Some clarifications:
Actually, sweeping is recommended since when you export the private keys, you are at more risk of them being stolen. Sweeping makes sure that even if someone steals your private keys, there won't be any Bitcoin for them to steal. It won't work if you are offline.
I don't see there could be more risk of them being stolen.
I'm planning on exporting the keys from Qt and importing the keys to Armory as follows:
(1) Copy the Qt wallet.dat into the offline machine, fire up Qt, and use the command-line interface in Qt to export the private keys.
(2) Import the private keys to Armory - also on this same offline machine.
So... How could anything get stolen in this scenario?
Oh, I think I get what you're saying the risk could be: someone else could have a copy of those private keys from the Qt wallet. But it's been under my exclusive control this whole time, and besides, those private keys are only going to be used for a short time (in the new Armory "temp" wallet). Their funds will be immediately sent to the Armory "permanent" wallet, in step (2)(d) of my original post.
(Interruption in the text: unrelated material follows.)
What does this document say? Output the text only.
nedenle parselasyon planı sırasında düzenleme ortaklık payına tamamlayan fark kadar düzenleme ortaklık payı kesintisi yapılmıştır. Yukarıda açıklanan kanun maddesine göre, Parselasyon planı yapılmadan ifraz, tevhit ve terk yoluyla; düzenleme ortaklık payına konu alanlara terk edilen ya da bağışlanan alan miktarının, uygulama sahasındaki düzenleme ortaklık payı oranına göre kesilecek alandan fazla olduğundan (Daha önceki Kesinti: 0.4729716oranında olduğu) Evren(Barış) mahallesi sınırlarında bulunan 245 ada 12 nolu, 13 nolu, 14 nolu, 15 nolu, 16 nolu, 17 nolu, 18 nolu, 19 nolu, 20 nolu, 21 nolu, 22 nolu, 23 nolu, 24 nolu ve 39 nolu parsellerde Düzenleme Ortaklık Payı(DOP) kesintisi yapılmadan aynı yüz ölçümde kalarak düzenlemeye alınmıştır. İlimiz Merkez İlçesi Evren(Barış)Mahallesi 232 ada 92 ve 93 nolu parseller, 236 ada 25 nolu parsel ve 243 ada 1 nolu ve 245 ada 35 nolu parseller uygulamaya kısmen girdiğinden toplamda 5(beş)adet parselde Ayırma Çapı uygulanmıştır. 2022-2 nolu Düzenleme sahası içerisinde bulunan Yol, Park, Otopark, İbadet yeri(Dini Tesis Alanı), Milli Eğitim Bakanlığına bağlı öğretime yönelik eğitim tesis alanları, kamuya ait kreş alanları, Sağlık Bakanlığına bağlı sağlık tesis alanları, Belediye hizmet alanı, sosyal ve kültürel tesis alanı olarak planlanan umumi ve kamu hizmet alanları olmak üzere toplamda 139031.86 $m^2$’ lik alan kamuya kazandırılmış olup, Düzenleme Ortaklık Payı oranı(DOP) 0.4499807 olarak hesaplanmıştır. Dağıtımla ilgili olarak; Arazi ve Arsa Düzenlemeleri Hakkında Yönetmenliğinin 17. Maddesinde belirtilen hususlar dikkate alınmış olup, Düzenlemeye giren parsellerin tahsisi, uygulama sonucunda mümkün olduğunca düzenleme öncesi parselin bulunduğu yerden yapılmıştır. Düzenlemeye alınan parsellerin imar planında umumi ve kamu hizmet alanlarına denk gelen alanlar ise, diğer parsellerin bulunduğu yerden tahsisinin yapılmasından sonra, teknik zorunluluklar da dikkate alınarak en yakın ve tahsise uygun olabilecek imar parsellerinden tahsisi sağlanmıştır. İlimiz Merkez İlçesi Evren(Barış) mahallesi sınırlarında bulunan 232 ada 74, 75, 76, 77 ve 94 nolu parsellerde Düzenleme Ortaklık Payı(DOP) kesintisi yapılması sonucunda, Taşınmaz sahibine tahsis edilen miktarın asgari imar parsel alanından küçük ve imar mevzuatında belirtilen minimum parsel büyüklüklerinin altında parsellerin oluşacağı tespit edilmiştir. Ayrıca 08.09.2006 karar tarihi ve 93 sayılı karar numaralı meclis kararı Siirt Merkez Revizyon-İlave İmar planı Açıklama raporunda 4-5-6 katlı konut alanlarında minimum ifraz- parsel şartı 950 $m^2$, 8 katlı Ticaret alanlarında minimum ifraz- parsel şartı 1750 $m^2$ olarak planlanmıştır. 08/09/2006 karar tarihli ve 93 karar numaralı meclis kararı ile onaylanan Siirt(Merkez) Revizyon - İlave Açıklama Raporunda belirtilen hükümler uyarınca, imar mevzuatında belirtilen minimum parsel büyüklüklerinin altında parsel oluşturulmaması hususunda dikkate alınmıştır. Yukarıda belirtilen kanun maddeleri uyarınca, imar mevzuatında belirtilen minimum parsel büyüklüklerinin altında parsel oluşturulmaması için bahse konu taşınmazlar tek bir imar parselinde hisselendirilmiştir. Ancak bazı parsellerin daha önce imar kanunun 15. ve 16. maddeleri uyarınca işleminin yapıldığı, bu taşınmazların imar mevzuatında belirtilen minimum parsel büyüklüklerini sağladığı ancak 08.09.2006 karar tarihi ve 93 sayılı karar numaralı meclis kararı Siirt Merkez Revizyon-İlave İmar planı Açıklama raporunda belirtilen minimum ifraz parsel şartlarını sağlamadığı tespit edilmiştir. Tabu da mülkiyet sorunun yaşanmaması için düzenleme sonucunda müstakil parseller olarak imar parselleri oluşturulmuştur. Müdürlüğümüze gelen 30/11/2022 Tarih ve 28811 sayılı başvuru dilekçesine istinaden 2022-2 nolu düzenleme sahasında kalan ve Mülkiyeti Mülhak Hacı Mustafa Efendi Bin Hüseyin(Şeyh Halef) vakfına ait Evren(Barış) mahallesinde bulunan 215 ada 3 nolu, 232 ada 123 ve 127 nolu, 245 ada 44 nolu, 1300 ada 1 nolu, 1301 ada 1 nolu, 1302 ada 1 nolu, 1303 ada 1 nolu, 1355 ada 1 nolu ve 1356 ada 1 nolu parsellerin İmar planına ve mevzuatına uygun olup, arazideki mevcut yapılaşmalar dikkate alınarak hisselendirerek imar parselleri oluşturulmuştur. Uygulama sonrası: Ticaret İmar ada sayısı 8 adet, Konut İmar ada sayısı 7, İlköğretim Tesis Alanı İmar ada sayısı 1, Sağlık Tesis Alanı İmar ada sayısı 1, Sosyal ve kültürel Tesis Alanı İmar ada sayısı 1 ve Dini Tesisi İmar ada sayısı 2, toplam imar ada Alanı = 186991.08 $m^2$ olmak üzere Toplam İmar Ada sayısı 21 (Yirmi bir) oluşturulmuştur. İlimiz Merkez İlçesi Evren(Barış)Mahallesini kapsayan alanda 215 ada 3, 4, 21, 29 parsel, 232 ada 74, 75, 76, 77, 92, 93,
The problem is that bitcoin core uses compressed keys now and armory only supports uncompressed keys, so the keys from Bitcoin core won't be able to be swept or imported.
This is actually a really old wallet - I think it's about 3 years old. So I think it doesn't use compressed keys.
Possible alternative:
I guess I could also simply sign a raw transaction from Qt itself and then broadcast it to my new Armory offline "permanent" wallet, from a site like blockchain.info/rawtx. This would obviate the initial step of importing to Armory, into a "temp" wallet, as mentioned in my step (2)(a).
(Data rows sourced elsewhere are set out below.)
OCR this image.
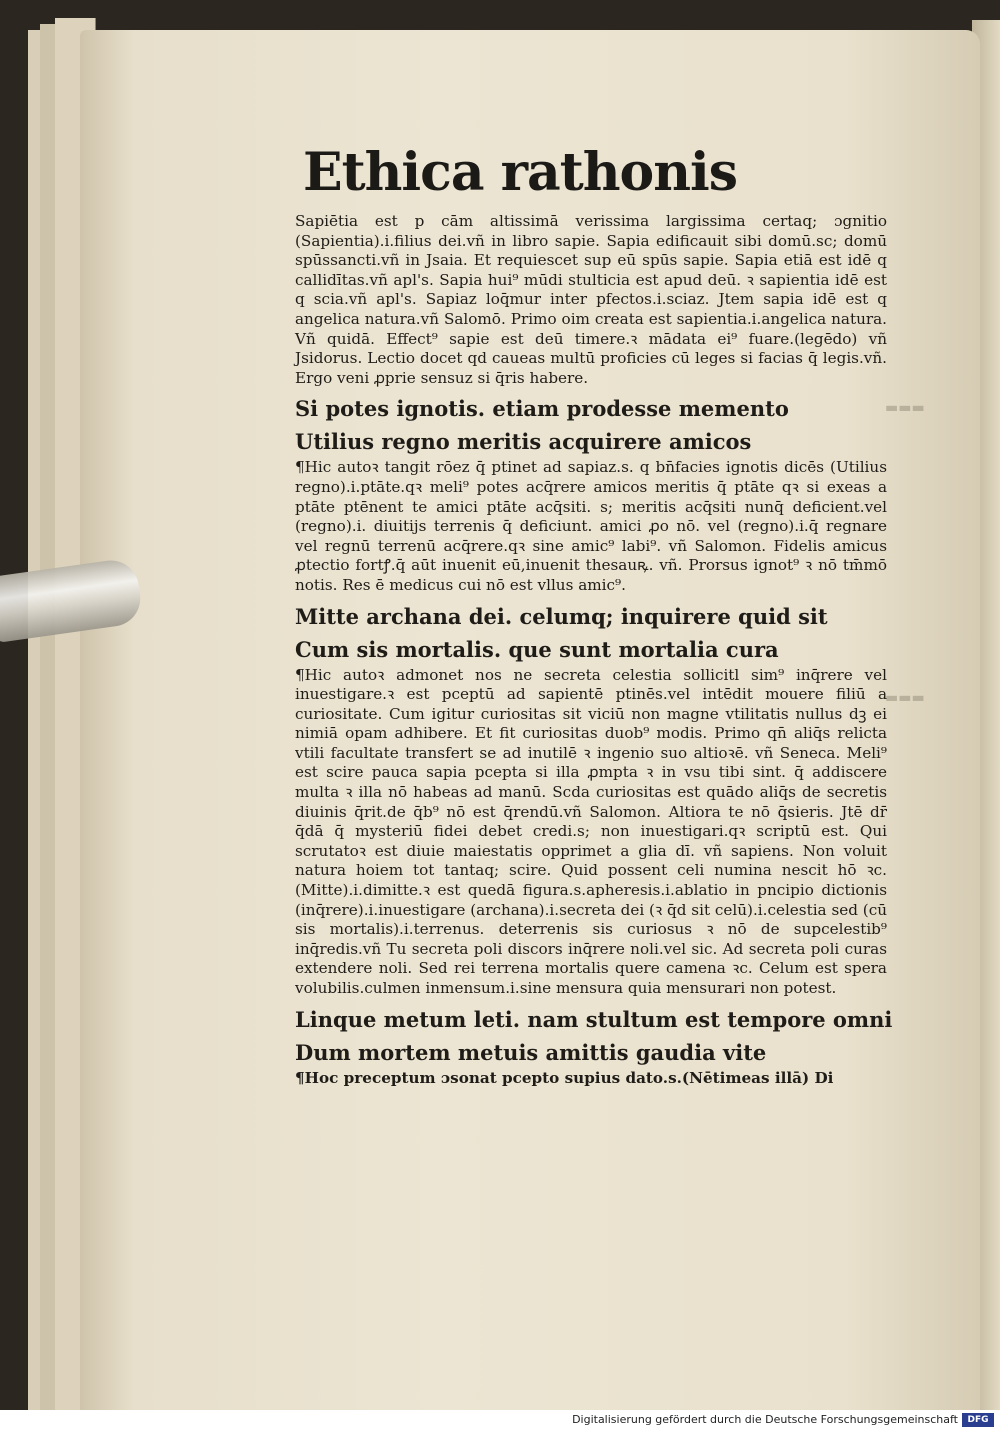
▬▬▬
▬▬▬
Ethica rathonis

Sapiētia est p cām altissimā verissima largissima certaq; ɔgnitio (Sapientia).i.filius dei.vñ in libro sapie. Sapia edificauit sibi domū.sc; domū spūssancti.vñ in Jsaia. Et requiescet sup eū spūs sapie. Sapia etiā est idē q callidītas.vñ apl's. Sapia hui⁹ mūdi stulticia est apud deū. ꝛ sapientia idē est q scia.vñ apl's. Sapiaz loq̄mur inter pfectos.i.sciaz. Jtem sapia idē est q angelica natura.vñ Salomō. Primo oim creata est sapientia.i.angelica natura. Vñ quidā. Effect⁹ sapie est deū timere.ꝛ mādata ei⁹ fuare.(legēdo) vñ Jsidorus. Lectio docet qd caueas multū proficies cū leges si facias q̄ legis.vñ. Ergo veni ꝓprie sensuz si q̄ris habere.

Si potes ignotis. etiam prodesse memento

Utilius regno meritis acquirere amicos

¶Hic autoꝛ tangit rōez q̄ ptinet ad sapiaz.s. q bn̄facies ignotis dicēs (Utilius regno).i.ptāte.qꝛ meli⁹ potes acq̄rere amicos meritis q̄ ptāte qꝛ si exeas a ptāte ptēnent te amici ptāte acq̄siti. s; meritis acq̄siti nunq̄ deficient.vel (regno).i. diuitijs terrenis q̄ deficiunt. amici ꝓo nō. vel (regno).i.q̄ regnare vel regnū terrenū acq̄rere.qꝛ sine amic⁹ labi⁹. vñ Salomon. Fidelis amicus ꝓtectio fortꝭ.q̄ aūt inuenit eū,inuenit thesauꝶ. vñ. Prorsus ignot⁹ ꝛ nō tm̄mō notis. Res ē medicus cui nō est vllus amic⁹.

Mitte archana dei. celumq; inquirere quid sit

Cum sis mortalis. que sunt mortalia cura

¶Hic autoꝛ admonet nos ne secreta celestia sollicitl sim⁹ inq̄rere vel inuestigare.ꝛ est pceptū ad sapientē ptinēs.vel intēdit mouere filiū a curiositate. Cum igitur curiositas sit viciū non magne vtilitatis nullus dꝫ ei nimiā opam adhibere. Et fit curiositas duob⁹ modis. Primo qn̄ aliq̄s relicta vtili facultate transfert se ad inutilē ꝛ ingenio suo altioꝛē. vñ Seneca. Meli⁹ est scire pauca sapia pcepta si illa ꝓmpta ꝛ in vsu tibi sint. q̄ addiscere multa ꝛ illa nō habeas ad manū. Scda curiositas est quādo aliq̄s de secretis diuinis q̄rit.de q̄b⁹ nō est q̄rendū.vñ Salomon. Altiora te nō q̄sieris. Jtē dr̄ q̄dā q̄ mysteriū fidei debet credi.s; non inuestigari.qꝛ scriptū est. Qui scrutatoꝛ est diuie maiestatis opprimet a glia dī. vñ sapiens. Non voluit natura hoiem tot tantaq; scire. Quid possent celi numina nescit hō ꝛc.(Mitte).i.dimitte.ꝛ est quedā figura.s.apheresis.i.ablatio in pncipio dictionis (inq̄rere).i.inuestigare (archana).i.secreta dei (ꝛ q̄d sit celū).i.celestia sed (cū sis mortalis).i.terrenus. deterrenis sis curiosus ꝛ nō de supcelestib⁹ inq̄redis.vñ Tu secreta poli discors inq̄rere noli.vel sic. Ad secreta poli curas extendere noli. Sed rei terrena mortalis quere camena ꝛc. Celum est spera volubilis.culmen inmensum.i.sine mensura quia mensurari non potest.

Linque metum leti. nam stultum est tempore omni

Dum mortem metuis amittis gaudia vite

¶Hoc preceptum ɔsonat pcepto supius dato.s.(Nētimeas illā) Di

Digitalisierung gefördert durch die Deutsche Forschungsgemeinschaft	DFG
However, since I'm going to have to learn anyway how to offline-sign and broadcast transactions in the future using Armory, and since I haven't learned how to do that yet using Qt, I figured I might as well just get the private keys into Armory, and then have an all-Armory all-offline solution for getting the funds from Qt to Armory, without having to learn how to offline-sign raw transactions from Qt.
I would only do this alternative (offline-sign a raw txn from Qt, and broadcast from blockchain.info/rawtx) if the keys from Qt actually do turn out to be compressed. But this wallet is really old, so I think they're non-compressed.